A CAMPAIGN has been launched to introduce a blanket 20mph speed limit throughout Dunbar's residential streets.

Morag Haddow - part of the Sustaining Dunbar group - is co-ordinating the '20's Plenty for Dunbar' initiative.

She wants to see all streets which currently have a 30mph limit reduced to 20 permanently, without traffic calming measures being introduced. At the moment, only roads around the town's schools have 20mph limits during school hours.

While the Dunbar campaign - the first of its type in East Lothian - is only getting started, a national drive has already seen areas of several towns and cities either sign up to or pilot 20mph limits, including south/central Edinburgh.

Portsmouth was the first city to introduce 20mph to 94 per cent of its roads in 2008. Any changes in Dunbar would have to be made through East Lothian Council.

Morag - who has three children at the town's schools - told the Courier: "My aim is to try to encourage people to walk and cycle, and make the streets a little bit safer.

"There are issues like Belhaven Road, where traffic is very fast and the pavements very narrow.

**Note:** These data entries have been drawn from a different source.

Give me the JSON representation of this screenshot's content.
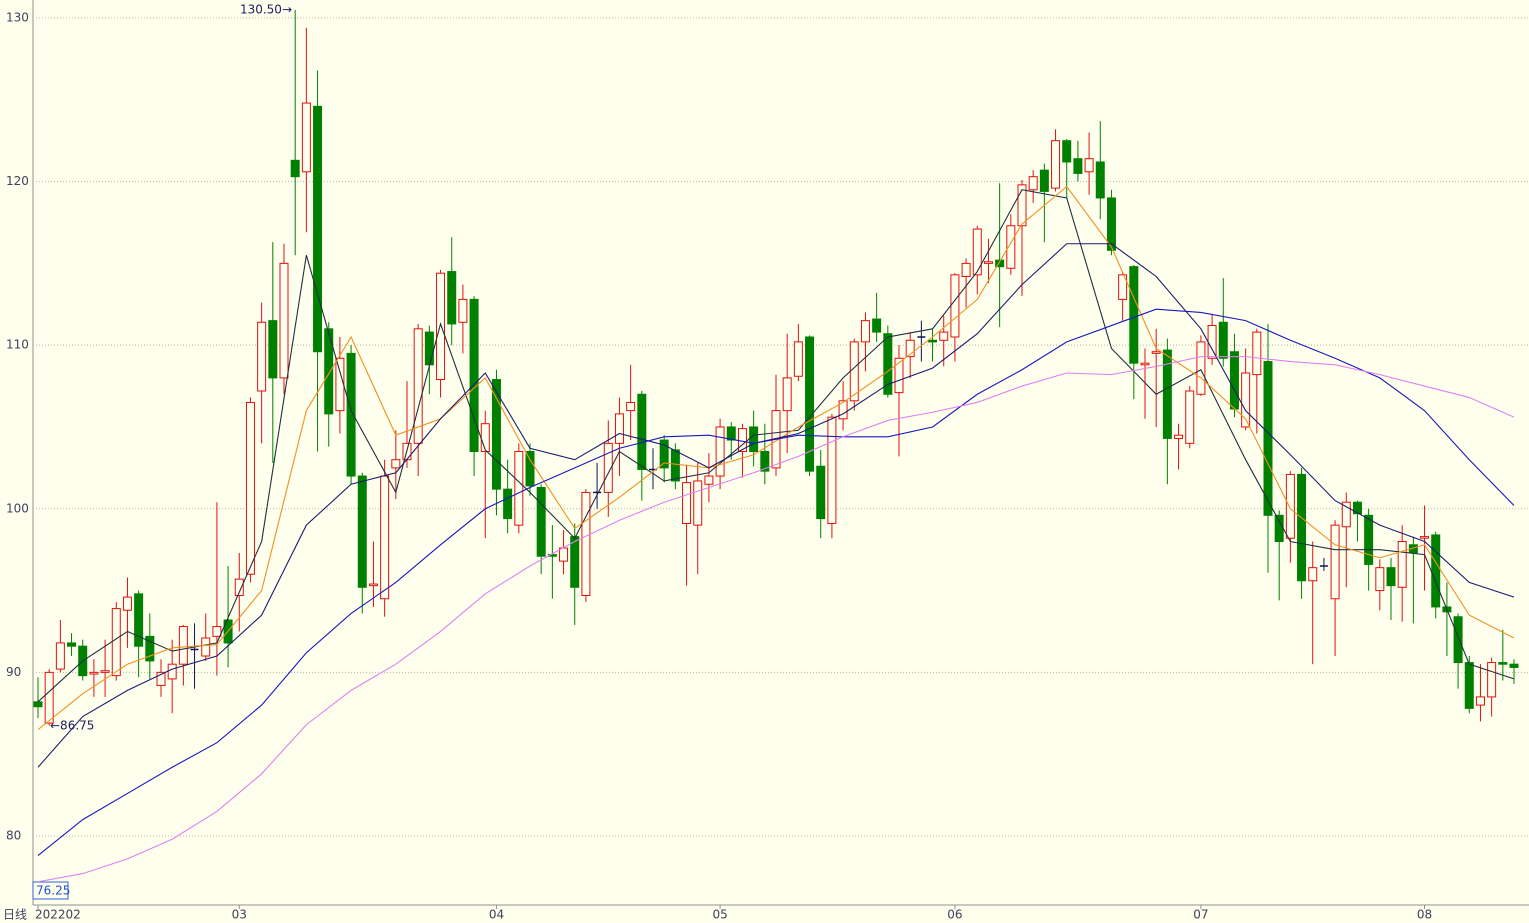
{
  "chart_data": {
    "type": "candlestick",
    "period": "日线",
    "cursor_price": 76.25,
    "annotations": [
      "130.50→",
      "←86.75"
    ],
    "categories": [
      "202202",
      null,
      null,
      null,
      null,
      null,
      null,
      null,
      null,
      null,
      null,
      null,
      null,
      null,
      null,
      null,
      null,
      null,
      "03",
      null,
      null,
      null,
      null,
      null,
      null,
      null,
      null,
      null,
      null,
      null,
      null,
      null,
      null,
      null,
      null,
      null,
      null,
      null,
      null,
      null,
      null,
      "04",
      null,
      null,
      null,
      null,
      null,
      null,
      null,
      null,
      null,
      null,
      null,
      null,
      null,
      null,
      null,
      null,
      null,
      null,
      null,
      "05",
      null,
      null,
      null,
      null,
      null,
      null,
      null,
      null,
      null,
      null,
      null,
      null,
      null,
      null,
      null,
      null,
      null,
      null,
      null,
      null,
      "06",
      null,
      null,
      null,
      null,
      null,
      null,
      null,
      null,
      null,
      null,
      null,
      null,
      null,
      null,
      null,
      null,
      null,
      null,
      null,
      null,
      null,
      "07",
      null,
      null,
      null,
      null,
      null,
      null,
      null,
      null,
      null,
      null,
      null,
      null,
      null,
      null,
      null,
      null,
      null,
      null,
      null,
      "08",
      null,
      null,
      null,
      null,
      null,
      null,
      null,
      null
    ],
    "open": [
      88.2,
      86.9,
      90.2,
      91.8,
      91.6,
      89.9,
      90,
      89.8,
      93.8,
      94.8,
      92.2,
      89.2,
      89.6,
      90.5,
      91.4,
      91,
      92.2,
      93.2,
      94.7,
      96,
      107.2,
      111.5,
      108,
      121.3,
      120.6,
      124.6,
      111,
      106,
      109.5,
      102,
      95.3,
      94.5,
      102.5,
      103,
      104,
      110.8,
      107.9,
      114.5,
      111.4,
      112.8,
      103.5,
      107.9,
      101.2,
      99,
      103.5,
      101.3,
      97.2,
      96.8,
      98.3,
      94.7,
      101,
      101,
      104,
      106,
      107,
      102.4,
      104.2,
      103.6,
      99.1,
      99,
      101.5,
      102,
      105,
      103.5,
      105,
      103.5,
      102.5,
      106,
      108.1,
      110.5,
      102.6,
      99.1,
      105.5,
      106.6,
      110.2,
      111.6,
      110.7,
      107.1,
      109.3,
      110.5,
      110.3,
      110.3,
      110.5,
      114.2,
      114.3,
      115,
      115.2,
      114.7,
      117.3,
      119.5,
      120.7,
      119.6,
      122.5,
      121.4,
      120.6,
      121.2,
      119,
      112.8,
      114.8,
      108.8,
      109.5,
      109.7,
      104.3,
      104,
      107,
      109.2,
      111.4,
      109.6,
      105,
      108.2,
      109,
      99.6,
      98.2,
      102.1,
      95.6,
      96.5,
      94.5,
      98.9,
      100.4,
      99.6,
      95,
      96.4,
      95.2,
      97.8,
      98.2,
      98.4,
      94,
      93.4,
      90.6,
      88,
      88.5,
      90.6,
      90.5
    ],
    "high": [
      89.7,
      90.2,
      93.2,
      92.4,
      92,
      90.8,
      92,
      94.3,
      95.8,
      95,
      93.6,
      90.8,
      92,
      92.9,
      93,
      93.6,
      100.4,
      96.5,
      97.3,
      106.8,
      112.6,
      116.3,
      116.2,
      130.5,
      129.4,
      126.8,
      111.4,
      110.5,
      110,
      102.2,
      98,
      103,
      104.8,
      107.8,
      111.3,
      111.2,
      114.6,
      116.6,
      113.7,
      113,
      106,
      108.5,
      103,
      104,
      104,
      101.5,
      99,
      98.7,
      99.1,
      101.2,
      102.8,
      105.4,
      106.8,
      108.8,
      107.2,
      103.7,
      104.5,
      104,
      102.7,
      102.8,
      103.4,
      105.5,
      105.3,
      105.2,
      106,
      105.2,
      108.2,
      110.7,
      111.3,
      110.6,
      103.6,
      105.8,
      107.8,
      110.4,
      112,
      113.2,
      111.2,
      110,
      110.8,
      111.5,
      111,
      111.8,
      114.4,
      115.3,
      117.3,
      116.5,
      119.9,
      118,
      120.1,
      120.7,
      121.1,
      123.2,
      122.6,
      122.5,
      123,
      123.7,
      119.5,
      114.5,
      114.9,
      109.8,
      111,
      110.4,
      105.2,
      107.5,
      110.6,
      111.9,
      114.1,
      110.7,
      109.8,
      111,
      111.3,
      99.9,
      102.3,
      102.5,
      98,
      97,
      99.3,
      101,
      100.5,
      100,
      96.9,
      97,
      99,
      98.3,
      100.2,
      98.6,
      95.5,
      93.6,
      91,
      90.5,
      90.9,
      92.6,
      90.8
    ],
    "low": [
      87.2,
      86.75,
      90,
      91,
      89.5,
      88.5,
      88.5,
      89.5,
      91.5,
      89.7,
      89.6,
      88.5,
      87.5,
      89.2,
      89,
      90.7,
      89.8,
      90.3,
      92.5,
      95.5,
      104,
      102.8,
      107,
      115.5,
      116.9,
      103.5,
      103.8,
      104.6,
      101.5,
      93.6,
      94,
      93.4,
      100.6,
      102.5,
      102,
      107,
      106.8,
      110,
      109.5,
      102,
      98.2,
      99.6,
      98.5,
      98.5,
      100.8,
      96,
      94.5,
      96,
      92.9,
      94.3,
      100,
      99.5,
      102,
      104.2,
      100.5,
      101.2,
      101.6,
      101.2,
      95.3,
      96,
      100.4,
      101.2,
      103,
      101.9,
      102.6,
      101.5,
      102,
      103.4,
      107.8,
      102,
      98.2,
      98.2,
      104.8,
      106,
      108.4,
      110.2,
      106.8,
      103.2,
      108,
      109,
      109,
      108.7,
      109,
      112.3,
      113.1,
      113.8,
      111.1,
      114.3,
      113,
      118.7,
      116.3,
      119.4,
      119,
      120,
      119.2,
      117.7,
      115.5,
      111.5,
      106.7,
      105.5,
      105,
      101.5,
      102.4,
      103.7,
      106.9,
      108.8,
      108.7,
      105.6,
      104.8,
      104.6,
      96.1,
      94.4,
      96.7,
      94.5,
      90.5,
      96.2,
      91,
      95.2,
      98,
      95,
      93.8,
      93.2,
      93.1,
      93,
      95,
      93.3,
      91,
      89,
      87.5,
      87,
      87.3,
      89.5,
      89.3
    ],
    "close": [
      87.9,
      90,
      91.8,
      91.6,
      89.8,
      90,
      90.1,
      93.9,
      94.6,
      91.6,
      90.7,
      90,
      90.5,
      92.8,
      91.4,
      92.1,
      92.8,
      91.8,
      95.7,
      106.5,
      111.4,
      108,
      115,
      120.3,
      124.8,
      109.6,
      105.8,
      109.2,
      102,
      95.2,
      95.4,
      102,
      103,
      104,
      111,
      108.8,
      114.4,
      111.3,
      112.8,
      103.5,
      105.2,
      101.2,
      99.4,
      103.5,
      101.4,
      97.1,
      97.1,
      97.6,
      95.2,
      101,
      101,
      104,
      105.8,
      106.5,
      102.4,
      102.4,
      102.5,
      101.7,
      101.6,
      101.7,
      102,
      105,
      104.2,
      104.9,
      103.5,
      102.3,
      106,
      108,
      110.2,
      102.3,
      99.4,
      105.6,
      106.6,
      110.2,
      111.5,
      110.8,
      107,
      109.2,
      110.3,
      110.5,
      110.2,
      110.8,
      114.3,
      115,
      117.1,
      115.1,
      114.8,
      117.3,
      119.8,
      120.3,
      119.4,
      122.5,
      121.2,
      120.5,
      121.4,
      119,
      115.8,
      114.3,
      108.9,
      108.9,
      109.6,
      104.3,
      104.5,
      107.2,
      110.2,
      111.2,
      109.2,
      106.1,
      108.3,
      110.8,
      99.6,
      98,
      102.1,
      95.6,
      96.4,
      96.5,
      99,
      100.4,
      99.7,
      96.6,
      96.4,
      95.3,
      98,
      97.3,
      98.3,
      94,
      93.7,
      90.6,
      87.8,
      88.5,
      90.6,
      90.5,
      90.3
    ],
    "up_color": "#e01010",
    "down_color": "#008000",
    "flat_color": "#101060",
    "series": [
      {
        "color": "#203040",
        "x": [
          0,
          4,
          8,
          12,
          16,
          20,
          24,
          28,
          32,
          36,
          40,
          44,
          48,
          52,
          56,
          60,
          64,
          68,
          72,
          76,
          80,
          84,
          88,
          92,
          96,
          100,
          104,
          108,
          112,
          116,
          120,
          124,
          128,
          132
        ],
        "values": [
          88.2,
          90.7,
          92.5,
          91.3,
          91.8,
          98,
          115.5,
          106,
          101,
          111.3,
          103.6,
          101,
          98.2,
          103.5,
          101.7,
          102.2,
          104.5,
          104.8,
          108,
          110.5,
          111,
          114.5,
          119.5,
          119,
          109.8,
          107,
          108.5,
          103,
          98,
          97.5,
          97.5,
          97.2,
          90.5,
          89.6
        ]
      },
      {
        "color": "#f09020",
        "x": [
          0,
          4,
          8,
          12,
          16,
          20,
          24,
          28,
          32,
          36,
          40,
          44,
          48,
          52,
          56,
          60,
          64,
          68,
          72,
          76,
          80,
          84,
          88,
          92,
          96,
          100,
          104,
          108,
          112,
          116,
          120,
          124,
          128,
          132
        ],
        "values": [
          86.5,
          88.7,
          90.5,
          91.5,
          91.7,
          95,
          106,
          110.5,
          104.5,
          105.5,
          108,
          103,
          98.8,
          100.7,
          102.8,
          102.5,
          103.3,
          105,
          106.5,
          108.4,
          110.5,
          112.8,
          117.4,
          119.7,
          116,
          109.8,
          108,
          105.5,
          100,
          97.8,
          97,
          97.8,
          93.5,
          92.1
        ]
      },
      {
        "color": "#1c1c70",
        "x": [
          0,
          4,
          8,
          12,
          16,
          20,
          24,
          28,
          32,
          36,
          40,
          44,
          48,
          52,
          56,
          60,
          64,
          68,
          72,
          76,
          80,
          84,
          88,
          92,
          96,
          100,
          104,
          108,
          112,
          116,
          120,
          124,
          128,
          132
        ],
        "values": [
          84.2,
          87.3,
          88.9,
          90.2,
          91,
          93.5,
          99,
          101.5,
          102.2,
          105.5,
          108.3,
          103.7,
          103,
          104.6,
          103.9,
          102.5,
          104,
          104.6,
          105.8,
          107.6,
          108.6,
          110.7,
          113.7,
          116.2,
          116.2,
          114.2,
          111,
          106,
          103.3,
          100.5,
          99,
          98,
          95.5,
          94.6
        ]
      },
      {
        "color": "#1818c0",
        "x": [
          0,
          4,
          8,
          12,
          16,
          20,
          24,
          28,
          32,
          36,
          40,
          44,
          48,
          52,
          56,
          60,
          64,
          68,
          72,
          76,
          80,
          84,
          88,
          92,
          96,
          100,
          104,
          108,
          112,
          116,
          120,
          124,
          128,
          132
        ],
        "values": [
          78.8,
          81,
          82.6,
          84.2,
          85.7,
          88,
          91.2,
          93.6,
          95.5,
          97.8,
          100,
          101.3,
          102.5,
          103.7,
          104.4,
          104.5,
          104,
          104.5,
          104.4,
          104.4,
          105,
          107,
          108.5,
          110.2,
          111.2,
          112.2,
          112,
          111.5,
          110.3,
          109.2,
          108,
          106,
          103,
          100.2
        ]
      },
      {
        "color": "#e080f0",
        "x": [
          0,
          4,
          8,
          12,
          16,
          20,
          24,
          28,
          32,
          36,
          40,
          44,
          48,
          52,
          56,
          60,
          64,
          68,
          72,
          76,
          80,
          84,
          88,
          92,
          96,
          100,
          104,
          108,
          112,
          116,
          120,
          124,
          128,
          132
        ],
        "values": [
          77.2,
          77.7,
          78.6,
          79.8,
          81.5,
          83.8,
          86.8,
          88.9,
          90.5,
          92.5,
          94.8,
          96.5,
          98,
          99.3,
          100.4,
          101.3,
          102.2,
          103.2,
          104.4,
          105.4,
          105.9,
          106.5,
          107.5,
          108.3,
          108.2,
          108.7,
          109.3,
          109.3,
          109,
          108.8,
          108.2,
          107.5,
          106.8,
          105.6
        ]
      }
    ],
    "ylim": [
      75.78,
      131.1
    ],
    "yticks": [
      80,
      90,
      100,
      110,
      120,
      130
    ],
    "grid": true
  }
}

"I would like to get a local campaign off the ground. I would be interested to see if there is any support out there." A council spokeswoman said it would be a potentially lengthy procedure to introduce a new limit, adding: "This is an interesting idea. However, it would impact not only on residents of the town, but also visitors and businesses." Councillor Paul McLennan, council leader and ward member, said: "In principal, it's something I would be keen to support, but there's a lot to discuss. I think we would need to speak to the police as well." Ward councillor Norman Hampshire said: "I think we would have to do it area by area - we might have difficulty on distributor roads where traffic is moving slightly faster. But I understand why Morag is doing this and I would give every support for a consultation [with residents]." Dee Davison, joint-chair of Dunbar Primary School Parent Council, added: "Pupils and parents are very keen on cycling and walking, and anything to make that safer would be a very positive thing." But Kate Thomas, a Dunbar community councillor who lives on Belhaven Road, said: "My personal view is I think it's overkill. I think 30 is a perfectly acceptable speed limit - it's just educating people to stick to that."